Magritte “Les Liaisons Dangereuses” to hang @ LACMA

Visual arts

LES LIASONS DAGEREUSES
Just one incredible canvas of the approximately 47 works recently bequeathed to the Los Angeles County Museum of Art by collector A. Jerrold Perenchio is this incredible painting dating to 1935 by Belgian Surrealist artist, René Magritte.

Fundamental to the work of the Belgian Surrealist René Magritte is his play with pictorial reality, which is presented best in his most recognized image, La Trahison des images (Ceci n’est pas une pipe) (1929), already in LACMA’s collection. Joining it is another iconic example of Magritte’s illusionistic games, Les Liaisons dangereuses, from 1935.

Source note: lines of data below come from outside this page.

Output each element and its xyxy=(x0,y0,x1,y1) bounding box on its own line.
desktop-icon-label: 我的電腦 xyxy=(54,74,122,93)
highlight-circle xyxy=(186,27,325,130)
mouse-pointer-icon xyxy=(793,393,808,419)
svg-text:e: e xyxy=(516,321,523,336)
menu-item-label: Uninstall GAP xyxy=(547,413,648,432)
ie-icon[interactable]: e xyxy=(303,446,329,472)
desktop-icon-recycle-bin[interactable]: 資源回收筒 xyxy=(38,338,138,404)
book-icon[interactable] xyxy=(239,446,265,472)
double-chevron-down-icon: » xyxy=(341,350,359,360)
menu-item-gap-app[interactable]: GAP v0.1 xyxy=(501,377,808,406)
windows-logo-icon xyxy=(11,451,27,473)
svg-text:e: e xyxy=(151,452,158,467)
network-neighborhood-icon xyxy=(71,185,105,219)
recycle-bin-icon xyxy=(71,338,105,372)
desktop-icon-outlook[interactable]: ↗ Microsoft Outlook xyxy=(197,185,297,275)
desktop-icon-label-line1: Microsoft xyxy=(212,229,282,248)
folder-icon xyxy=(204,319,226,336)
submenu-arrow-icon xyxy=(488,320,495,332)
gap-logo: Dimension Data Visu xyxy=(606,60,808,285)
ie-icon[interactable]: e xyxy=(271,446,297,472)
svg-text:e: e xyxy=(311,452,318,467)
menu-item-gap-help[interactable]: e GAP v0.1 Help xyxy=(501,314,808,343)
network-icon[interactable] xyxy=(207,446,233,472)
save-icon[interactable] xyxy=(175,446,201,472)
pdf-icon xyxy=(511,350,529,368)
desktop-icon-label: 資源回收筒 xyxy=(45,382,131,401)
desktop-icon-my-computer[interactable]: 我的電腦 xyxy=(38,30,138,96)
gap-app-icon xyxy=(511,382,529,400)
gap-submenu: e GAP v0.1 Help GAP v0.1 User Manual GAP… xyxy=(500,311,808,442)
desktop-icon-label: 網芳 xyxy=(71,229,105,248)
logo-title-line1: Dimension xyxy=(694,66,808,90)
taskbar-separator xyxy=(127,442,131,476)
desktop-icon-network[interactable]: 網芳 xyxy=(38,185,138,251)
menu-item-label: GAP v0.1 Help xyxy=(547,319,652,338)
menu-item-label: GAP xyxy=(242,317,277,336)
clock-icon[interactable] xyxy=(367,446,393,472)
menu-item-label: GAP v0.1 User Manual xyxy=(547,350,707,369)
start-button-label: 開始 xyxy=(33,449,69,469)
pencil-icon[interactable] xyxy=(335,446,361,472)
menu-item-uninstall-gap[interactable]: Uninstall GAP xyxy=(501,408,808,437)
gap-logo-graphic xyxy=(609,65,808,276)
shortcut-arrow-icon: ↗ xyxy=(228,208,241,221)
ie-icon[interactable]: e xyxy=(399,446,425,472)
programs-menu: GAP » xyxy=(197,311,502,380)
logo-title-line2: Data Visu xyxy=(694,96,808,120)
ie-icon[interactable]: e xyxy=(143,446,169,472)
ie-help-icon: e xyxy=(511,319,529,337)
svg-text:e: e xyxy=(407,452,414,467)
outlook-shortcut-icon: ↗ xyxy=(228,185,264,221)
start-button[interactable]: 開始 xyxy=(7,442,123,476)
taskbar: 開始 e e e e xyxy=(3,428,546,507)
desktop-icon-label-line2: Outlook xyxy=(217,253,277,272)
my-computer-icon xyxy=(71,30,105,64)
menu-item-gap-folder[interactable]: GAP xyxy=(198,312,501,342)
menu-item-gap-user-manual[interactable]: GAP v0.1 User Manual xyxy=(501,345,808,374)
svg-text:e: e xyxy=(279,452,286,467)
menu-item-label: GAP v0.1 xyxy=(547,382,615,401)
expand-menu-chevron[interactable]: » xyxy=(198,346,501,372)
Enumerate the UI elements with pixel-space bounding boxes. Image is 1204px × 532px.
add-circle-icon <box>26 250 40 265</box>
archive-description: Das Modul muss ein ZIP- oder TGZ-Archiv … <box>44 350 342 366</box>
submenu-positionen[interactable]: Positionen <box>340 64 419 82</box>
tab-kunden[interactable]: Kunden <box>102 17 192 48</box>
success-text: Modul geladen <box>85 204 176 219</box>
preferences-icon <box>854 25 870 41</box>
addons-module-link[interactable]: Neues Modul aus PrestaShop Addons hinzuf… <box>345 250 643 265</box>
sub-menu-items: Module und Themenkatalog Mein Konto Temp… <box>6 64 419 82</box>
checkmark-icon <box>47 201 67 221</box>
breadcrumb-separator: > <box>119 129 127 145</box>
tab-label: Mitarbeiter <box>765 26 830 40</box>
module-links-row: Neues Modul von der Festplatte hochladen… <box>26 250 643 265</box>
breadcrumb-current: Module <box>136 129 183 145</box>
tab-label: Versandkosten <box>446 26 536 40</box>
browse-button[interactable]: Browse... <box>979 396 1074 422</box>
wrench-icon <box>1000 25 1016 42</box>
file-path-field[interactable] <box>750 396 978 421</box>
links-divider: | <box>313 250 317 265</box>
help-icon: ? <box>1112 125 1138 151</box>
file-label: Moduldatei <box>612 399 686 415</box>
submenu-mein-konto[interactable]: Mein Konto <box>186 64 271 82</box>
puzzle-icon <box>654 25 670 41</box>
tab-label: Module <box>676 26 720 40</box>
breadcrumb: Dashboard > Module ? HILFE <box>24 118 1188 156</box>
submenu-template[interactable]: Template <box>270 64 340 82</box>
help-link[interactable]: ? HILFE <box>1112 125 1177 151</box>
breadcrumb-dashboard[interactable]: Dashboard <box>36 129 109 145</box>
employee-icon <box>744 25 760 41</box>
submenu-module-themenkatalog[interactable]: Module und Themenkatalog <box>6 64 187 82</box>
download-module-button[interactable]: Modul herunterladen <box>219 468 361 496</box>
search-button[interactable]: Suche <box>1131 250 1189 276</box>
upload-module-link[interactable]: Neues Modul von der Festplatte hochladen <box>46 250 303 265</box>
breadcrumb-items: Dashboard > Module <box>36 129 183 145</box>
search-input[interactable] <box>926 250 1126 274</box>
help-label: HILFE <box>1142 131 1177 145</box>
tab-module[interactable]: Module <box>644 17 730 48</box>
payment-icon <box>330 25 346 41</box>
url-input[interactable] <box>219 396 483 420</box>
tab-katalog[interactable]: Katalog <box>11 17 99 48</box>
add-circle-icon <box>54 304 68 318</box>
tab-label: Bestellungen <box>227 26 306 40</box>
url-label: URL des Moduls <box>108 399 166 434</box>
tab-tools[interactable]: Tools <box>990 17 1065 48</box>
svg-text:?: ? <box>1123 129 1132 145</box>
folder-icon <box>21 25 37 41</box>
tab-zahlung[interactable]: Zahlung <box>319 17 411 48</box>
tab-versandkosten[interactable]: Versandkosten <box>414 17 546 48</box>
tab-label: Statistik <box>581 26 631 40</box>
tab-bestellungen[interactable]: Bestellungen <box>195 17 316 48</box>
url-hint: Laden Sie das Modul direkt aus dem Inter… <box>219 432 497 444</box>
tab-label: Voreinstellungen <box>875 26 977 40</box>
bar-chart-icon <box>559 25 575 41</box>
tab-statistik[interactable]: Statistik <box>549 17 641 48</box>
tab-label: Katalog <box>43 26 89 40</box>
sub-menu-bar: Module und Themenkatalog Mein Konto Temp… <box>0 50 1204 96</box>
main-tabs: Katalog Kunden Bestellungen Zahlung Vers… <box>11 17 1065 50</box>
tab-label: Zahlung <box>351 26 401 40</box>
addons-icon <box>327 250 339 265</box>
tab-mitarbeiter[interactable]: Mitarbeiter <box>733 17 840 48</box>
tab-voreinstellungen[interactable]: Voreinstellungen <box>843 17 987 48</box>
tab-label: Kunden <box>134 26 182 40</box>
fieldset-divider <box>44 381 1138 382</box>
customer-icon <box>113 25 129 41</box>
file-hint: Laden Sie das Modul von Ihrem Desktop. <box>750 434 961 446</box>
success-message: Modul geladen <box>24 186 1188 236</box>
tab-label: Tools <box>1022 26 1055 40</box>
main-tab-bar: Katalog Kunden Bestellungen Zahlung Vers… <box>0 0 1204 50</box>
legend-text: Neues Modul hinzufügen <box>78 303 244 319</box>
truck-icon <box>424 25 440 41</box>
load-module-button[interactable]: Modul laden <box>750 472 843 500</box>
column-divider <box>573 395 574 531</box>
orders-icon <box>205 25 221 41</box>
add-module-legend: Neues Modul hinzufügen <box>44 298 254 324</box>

During the 1930s Magritte established his highly finished stylistic approach, secured his role as a leading Surrealist, and mastered the deadpan realism that made him a forerunner to Pop art. In this image of a nude woman, the ingenious visual arrangement simultaneously prevents and promotes sexual enticement. The incongruity of the flawless figure, however fastidiously rendered, reminds us of the construct of painting. This back and forth, found literally in the figure’s position and metaphorically in the real and imaginary nature of the image, lies at the heart of Magritte’s painting.

The addition of this work along with Stimulation Objective no. 3 (1939), where the rock, lion, and barrel, imposed with miniature versions of themselves in a beautifully painted landscape two important paintings to the museum’s collection provides LACMA with the most significant grouping of the artist’s work on the West Coast.